A yellowed letter from Poland in the 1930s.

Some nations, like Poland, try to use the law to whitewash their difficult history. But letters such as those by Zalman Bramson, written in Yiddish, contradict the notion that the Germans brought anti-Semitism with them when they invaded on Sept. 1, 1939. It was already there. And still is.

Photo by Neil Steinberg

True greatness comes from facing history

If Black History Month seems a grim tale at times, consider nations like Poland that try to squash negative history.

“One can’t walk in the streets and the newspapers are not allowed to print the truth, because they are afraid that the Polish currency would be shaky. A Jew is not allowed to go out in the street at night because his life is at risk.”

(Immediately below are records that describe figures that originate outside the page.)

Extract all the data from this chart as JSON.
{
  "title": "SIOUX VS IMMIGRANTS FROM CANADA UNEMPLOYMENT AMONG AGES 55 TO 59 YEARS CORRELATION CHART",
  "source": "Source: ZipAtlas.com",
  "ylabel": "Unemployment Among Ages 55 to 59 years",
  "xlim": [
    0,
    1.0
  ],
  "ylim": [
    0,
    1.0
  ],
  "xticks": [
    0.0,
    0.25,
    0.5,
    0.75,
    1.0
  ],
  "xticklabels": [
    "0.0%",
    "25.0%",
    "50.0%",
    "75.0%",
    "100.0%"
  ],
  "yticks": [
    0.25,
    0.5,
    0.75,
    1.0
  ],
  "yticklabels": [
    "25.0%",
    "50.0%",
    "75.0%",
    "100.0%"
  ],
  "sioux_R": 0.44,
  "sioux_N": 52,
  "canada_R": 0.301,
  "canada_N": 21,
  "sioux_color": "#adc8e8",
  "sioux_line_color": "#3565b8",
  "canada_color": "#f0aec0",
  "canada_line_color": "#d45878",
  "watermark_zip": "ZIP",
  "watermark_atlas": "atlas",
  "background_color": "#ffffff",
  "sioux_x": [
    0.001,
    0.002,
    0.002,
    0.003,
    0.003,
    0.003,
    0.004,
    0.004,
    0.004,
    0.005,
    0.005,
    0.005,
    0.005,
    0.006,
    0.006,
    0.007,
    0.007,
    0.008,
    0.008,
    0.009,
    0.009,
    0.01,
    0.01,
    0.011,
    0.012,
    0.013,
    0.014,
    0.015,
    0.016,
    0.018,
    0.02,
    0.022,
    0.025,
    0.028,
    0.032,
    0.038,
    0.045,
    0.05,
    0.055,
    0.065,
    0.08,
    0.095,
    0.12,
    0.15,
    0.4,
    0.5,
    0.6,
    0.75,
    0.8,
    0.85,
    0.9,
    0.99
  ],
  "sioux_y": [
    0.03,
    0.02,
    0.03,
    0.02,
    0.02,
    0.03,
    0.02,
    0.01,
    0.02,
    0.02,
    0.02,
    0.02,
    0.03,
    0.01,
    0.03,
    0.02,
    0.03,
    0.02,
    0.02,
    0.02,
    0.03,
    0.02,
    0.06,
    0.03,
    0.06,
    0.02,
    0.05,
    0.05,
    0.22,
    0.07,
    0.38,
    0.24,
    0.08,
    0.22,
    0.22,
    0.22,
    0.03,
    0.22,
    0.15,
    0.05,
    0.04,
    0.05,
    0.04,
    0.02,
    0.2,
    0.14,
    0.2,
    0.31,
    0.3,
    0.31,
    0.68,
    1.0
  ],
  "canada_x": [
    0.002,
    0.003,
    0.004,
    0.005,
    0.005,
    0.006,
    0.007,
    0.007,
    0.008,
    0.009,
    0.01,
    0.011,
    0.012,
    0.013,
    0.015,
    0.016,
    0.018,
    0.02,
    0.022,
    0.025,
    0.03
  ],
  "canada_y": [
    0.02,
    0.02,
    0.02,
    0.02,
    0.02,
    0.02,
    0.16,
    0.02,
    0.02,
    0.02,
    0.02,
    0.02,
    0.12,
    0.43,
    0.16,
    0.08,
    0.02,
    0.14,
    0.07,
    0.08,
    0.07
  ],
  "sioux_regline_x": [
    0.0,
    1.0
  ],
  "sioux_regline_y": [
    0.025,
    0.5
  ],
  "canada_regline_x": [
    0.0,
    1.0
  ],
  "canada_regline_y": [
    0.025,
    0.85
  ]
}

You know the great thing about centuries of slavery in the United States? The big positive that gets overlooked, even during Black History Month, between Harriet Tubman and those wood cuts of tightly packed slave ships? I should probably draw this out, because a lot of readers are thinking, “What?” reaching for the cudgel of outrage. But there is one undeniably positive aspect to both slavery and the 150 years of oppression that followed.

Ready?

That we can talk about it now, honestly, openly, write and discuss, and contemplate our nation’s difficult and tortured past, unafraid. That is an undeniable greatness of America, one to be proud of. Because not every country can manage it.

Opinion bug

Opinion

This week, in Poland, a verdict will be handed down in a libel case against two historians, Barbara Engelking, with Warsaw’s Polish Center for Holocaust Research, and Jan Grabowski.

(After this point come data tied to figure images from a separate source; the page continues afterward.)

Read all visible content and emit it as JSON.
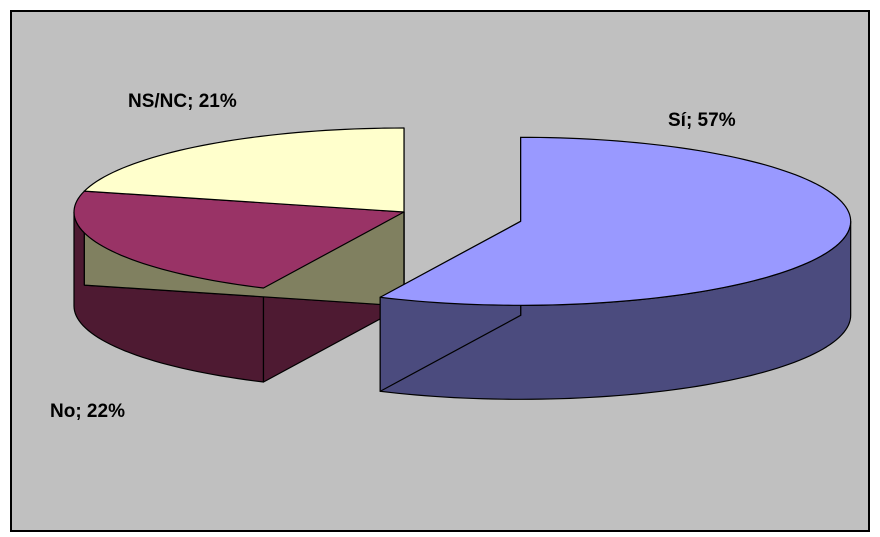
{
  "chart_data": {
    "type": "pie",
    "style": "3d-exploded",
    "categories": [
      "Sí",
      "No",
      "NS/NC"
    ],
    "values": [
      57,
      22,
      21
    ],
    "unit": "%",
    "labels": [
      "Sí; 57%",
      "No; 22%",
      "NS/NC; 21%"
    ],
    "colors": {
      "top": [
        "#9999FF",
        "#993366",
        "#FFFFCC"
      ],
      "side": [
        "#4B4B7E",
        "#4E1A32",
        "#808060"
      ]
    },
    "plot_background": "#C0C0C0",
    "legend": "none",
    "exploded_slice": "Sí"
  }
}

The pair co-edited a book, “Night Without End: The Fate of Jews in Selected Counties of Occupied Poland.” Lucky for them, they couldn’t be prosecuted over a 2018 Polish law that criminalized associating Poland or Poles with World War II atrocities — that law met with such international derision that it was reversed.

But the government still funds the Polish League Against Defamation, which sued the authors for recounting history that contradicts their sense of unmitigated national glory by suggesting that one individual credited with rescuing Jews also sent them to their deaths.

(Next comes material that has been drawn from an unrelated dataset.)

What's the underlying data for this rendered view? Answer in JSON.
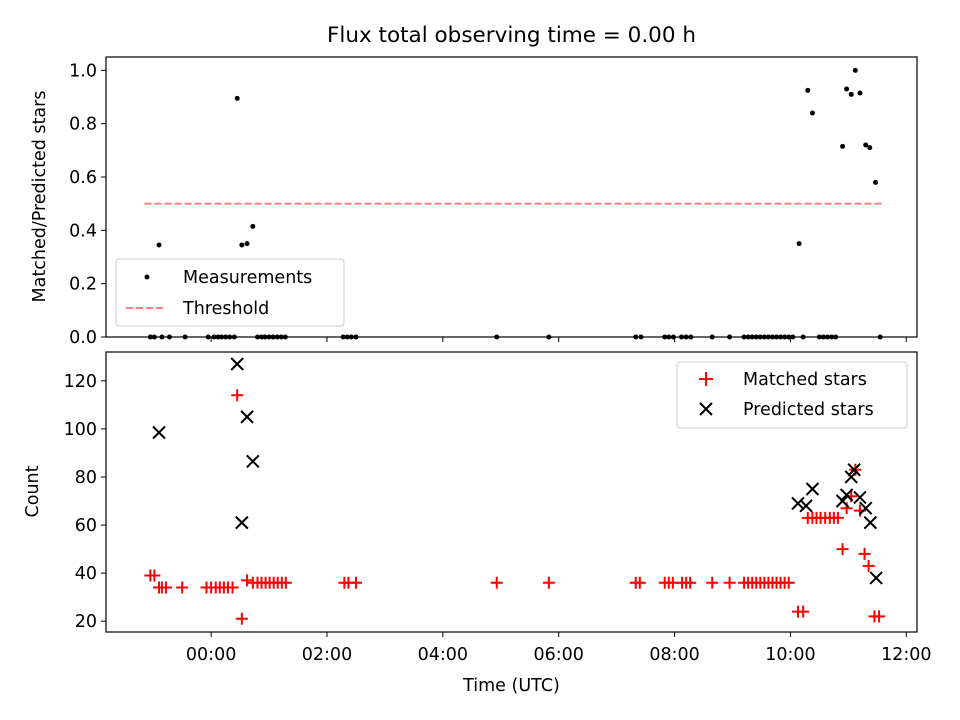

“In America, one’s life is safe. Here a Jew’s life is worthless ... My friend and I were in the garden, sitting on a bench, engrossed in a book. All of a sudden, several hooligans appeared holding sticks in their hands ...”

Like our own country for the past half decade, and nations around the world, Poland fell in the grip of resurgent nationalism. A shameful political philosophy that believes a country becomes great, not by actually doing great things, but through talk, threats and pressure. Their greatness is declarative — tell everybody “We are great!” Over and over and over.

Poland has a long history of anti-Semitism. It was anti-Semitic before World War II — these quotes in italics are from letters written by Zalman Bramson in the 1930s. During the war, while there was certainly heroism — the unprepared Polish Army did charge German tanks on horseback — there was widespread collaboration in the fun of killing off Jews, including my grandfather’s entire family and his brother Zalman.

The above paragraph is true, and the whole truth is far worse. Poles were killing Jews after the war, out of habit, when they tried to return to their villages. Sue me in Poland if you must. I know all excuses because I’ve heard them all — Poland was so tolerant in the Middle Ages! — from readers writing in, insisting Poland wasn’t anti-Semitic with such rage that they end up demonstrating the very Jew hate they think they are refuting.

People who deny their difficult history trying to look good end up looking worse.

“We found our legs and ran away. But they had success with another young man who fell into their hands. They caught him and gave him a terrible beating. By the time we had brought over a policeman, they were no longer there, and the young Jewish boy was, poor thing, lying in a pool of blood. Scenes such as this are not at all uncommon in Bialystok.”

Nobody sent a “Hey, we’ve killed your family” notice to my grandfather in Cleveland, signed either by the Germans or the Poles. From what I know of his neighbors, from his letters, I have a hunch. But I point no fingers. Part of history is saying what you don’t know. And what you do. Based on the evidence.

“The Holocaust is not here to help the Polish ego and morale,” said Grabowski, one of the authors being sued. “... which seems to be forgotten by the nationalists.”

Of course, forgetting is what nationalists do. Because the truth hurts them. Remembering is what a free people do. We are not hurt by our hard past. We are strengthened. The glorious and the ghastly.

We remember the past because it is a duty, a sacred, patriotic duty, a torch passed from the ghostly grip of those who came before to us, one we must guard and amplify and pass along to those to come.

If we let the flame go out, or replaced it with some false, feel-good sparkle, well, we know what that looks like. We’ve been there, and we’re not going back. Ever.

“... one must also eat, and a hard winter is coming. Remember to keep your promise. Don’t abandon us.”

• EDITOR’S NOTE: This column has been corrected from an earlier version. Engelking and Grabowski were co-editors of “Night Without End: The Fate of Jews in Selected Counties of Occupied Poland.” Also, the law that criminalizes associating Poland or Poles with the Holocaust passed, but was reversed.